Within a few weeks, SOMOS got 10 elected officials, more than 100 organizations and more than 1,500 individuals to support a letter of demands, asking Comcast to improve the service it provided to low-income households. The organization got a meeting with a local Comcast representative, but remained frustrated with the response. It then took its advocacy nationwide, connecting with organizations in the Comcast markets of Philadelphia and Detroit, state officials in California and Colorado, and Federal Communications Commission members. After nine months of advocacy, Vazquez said that Comcast agreed in March 2021 to double the speed of its Internet Essentials product. Vasquez said it was “a step in the right direction,” but that she is still encountering problems with her own access, and is now directing her work toward higher levels of government and pushing for Baltimore to provide municipal broadband service.
Learning from others
Paolo Balboa, manager of programs and data for the National Digital Inclusion Alliance, described how his organization has worked over the past few years to build a coalition to address the digital divide. Balboa, who saw the needs when he worked for the New York Public Library, said the pandemic has only increased the need for this kind of support.
His organization gathers best practices from those working on issues related to internet access, adequate devices and support and training, and works to share that expertise more widely. He noted that social service agencies and groups such as churches, refugee organizations and housing authorities have been forced to develop solutions to these problems. Balboa directs his organization’s Digital Navigators program, seeking to teach others how to provide the kind of patient, friendly, sometimes time-consuming support that people often need when they first use a computer or try to go online.

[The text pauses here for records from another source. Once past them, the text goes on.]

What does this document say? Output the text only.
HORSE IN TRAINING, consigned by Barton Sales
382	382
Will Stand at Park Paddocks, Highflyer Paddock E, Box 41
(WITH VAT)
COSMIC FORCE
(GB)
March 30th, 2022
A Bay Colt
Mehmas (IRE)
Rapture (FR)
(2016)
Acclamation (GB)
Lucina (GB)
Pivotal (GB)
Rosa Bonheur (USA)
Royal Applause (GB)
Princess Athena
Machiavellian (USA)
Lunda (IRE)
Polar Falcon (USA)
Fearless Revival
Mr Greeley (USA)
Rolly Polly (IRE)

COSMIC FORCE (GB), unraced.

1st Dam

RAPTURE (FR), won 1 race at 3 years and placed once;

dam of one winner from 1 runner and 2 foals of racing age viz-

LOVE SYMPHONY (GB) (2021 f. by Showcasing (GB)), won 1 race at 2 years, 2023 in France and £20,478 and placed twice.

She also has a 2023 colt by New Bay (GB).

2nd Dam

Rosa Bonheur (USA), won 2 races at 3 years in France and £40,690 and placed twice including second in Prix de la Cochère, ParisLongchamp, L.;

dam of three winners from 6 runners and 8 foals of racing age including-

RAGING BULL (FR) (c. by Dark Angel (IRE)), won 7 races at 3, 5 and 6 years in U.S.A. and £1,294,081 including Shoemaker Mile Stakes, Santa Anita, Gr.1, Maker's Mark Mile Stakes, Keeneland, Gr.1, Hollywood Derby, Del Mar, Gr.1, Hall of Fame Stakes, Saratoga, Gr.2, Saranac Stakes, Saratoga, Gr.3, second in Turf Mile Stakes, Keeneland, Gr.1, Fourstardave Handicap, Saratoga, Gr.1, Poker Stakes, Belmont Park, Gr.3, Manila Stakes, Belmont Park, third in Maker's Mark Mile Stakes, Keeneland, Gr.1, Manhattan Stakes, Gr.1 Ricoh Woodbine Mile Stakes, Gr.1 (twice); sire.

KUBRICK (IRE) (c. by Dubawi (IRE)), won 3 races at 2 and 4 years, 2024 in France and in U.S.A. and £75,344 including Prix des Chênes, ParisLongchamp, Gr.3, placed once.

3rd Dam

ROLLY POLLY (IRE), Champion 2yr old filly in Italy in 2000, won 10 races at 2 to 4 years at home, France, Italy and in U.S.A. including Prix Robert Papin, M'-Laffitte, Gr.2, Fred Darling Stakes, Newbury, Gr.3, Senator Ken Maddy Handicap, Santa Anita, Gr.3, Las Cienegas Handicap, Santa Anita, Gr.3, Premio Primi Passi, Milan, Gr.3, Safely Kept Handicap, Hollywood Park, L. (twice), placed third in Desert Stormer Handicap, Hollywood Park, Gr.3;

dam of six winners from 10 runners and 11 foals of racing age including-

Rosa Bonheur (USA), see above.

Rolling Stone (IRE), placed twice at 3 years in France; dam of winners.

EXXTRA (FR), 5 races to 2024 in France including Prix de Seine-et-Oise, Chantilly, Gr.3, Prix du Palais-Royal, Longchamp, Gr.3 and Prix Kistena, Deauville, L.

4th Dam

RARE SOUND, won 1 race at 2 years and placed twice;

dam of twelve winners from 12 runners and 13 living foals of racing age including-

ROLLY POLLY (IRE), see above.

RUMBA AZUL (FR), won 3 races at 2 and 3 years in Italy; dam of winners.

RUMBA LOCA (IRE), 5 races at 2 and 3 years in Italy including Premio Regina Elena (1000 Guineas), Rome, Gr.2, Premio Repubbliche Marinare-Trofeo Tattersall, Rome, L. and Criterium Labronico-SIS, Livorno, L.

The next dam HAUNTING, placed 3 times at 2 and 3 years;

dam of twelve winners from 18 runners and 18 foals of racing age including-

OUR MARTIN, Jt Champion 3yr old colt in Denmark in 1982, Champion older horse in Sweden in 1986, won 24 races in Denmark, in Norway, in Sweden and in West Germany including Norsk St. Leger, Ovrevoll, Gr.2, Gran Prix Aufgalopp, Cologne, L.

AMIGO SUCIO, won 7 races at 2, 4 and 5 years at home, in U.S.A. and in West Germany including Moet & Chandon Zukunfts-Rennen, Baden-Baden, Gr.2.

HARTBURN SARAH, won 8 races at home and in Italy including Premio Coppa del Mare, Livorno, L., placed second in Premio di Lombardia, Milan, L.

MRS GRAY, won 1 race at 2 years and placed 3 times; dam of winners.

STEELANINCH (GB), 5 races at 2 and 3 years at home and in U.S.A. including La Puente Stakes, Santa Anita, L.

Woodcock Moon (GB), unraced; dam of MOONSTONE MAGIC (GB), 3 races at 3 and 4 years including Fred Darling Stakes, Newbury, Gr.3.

All of the participants stressed the value of seeking out others who have been working on these problems. And all agreed that communications justice issues won’t disappear, even as the world opens up again.
Leanza noted the UCC’s media justice ministry is continuing to urge Congress to address broadband connectivity as part of the infrastructure package it is working on. “We want them to know that they can’t finish work without dealing with broadband,” she said. “We all know that the world has changed, and that we are going to continue to want to do things online.”
Sara Fitzgerald, a General Synod News Team volunteer, is a member of Rock Spring UCC in Arlington, Va. She is a member of the OC Inc. board of directors.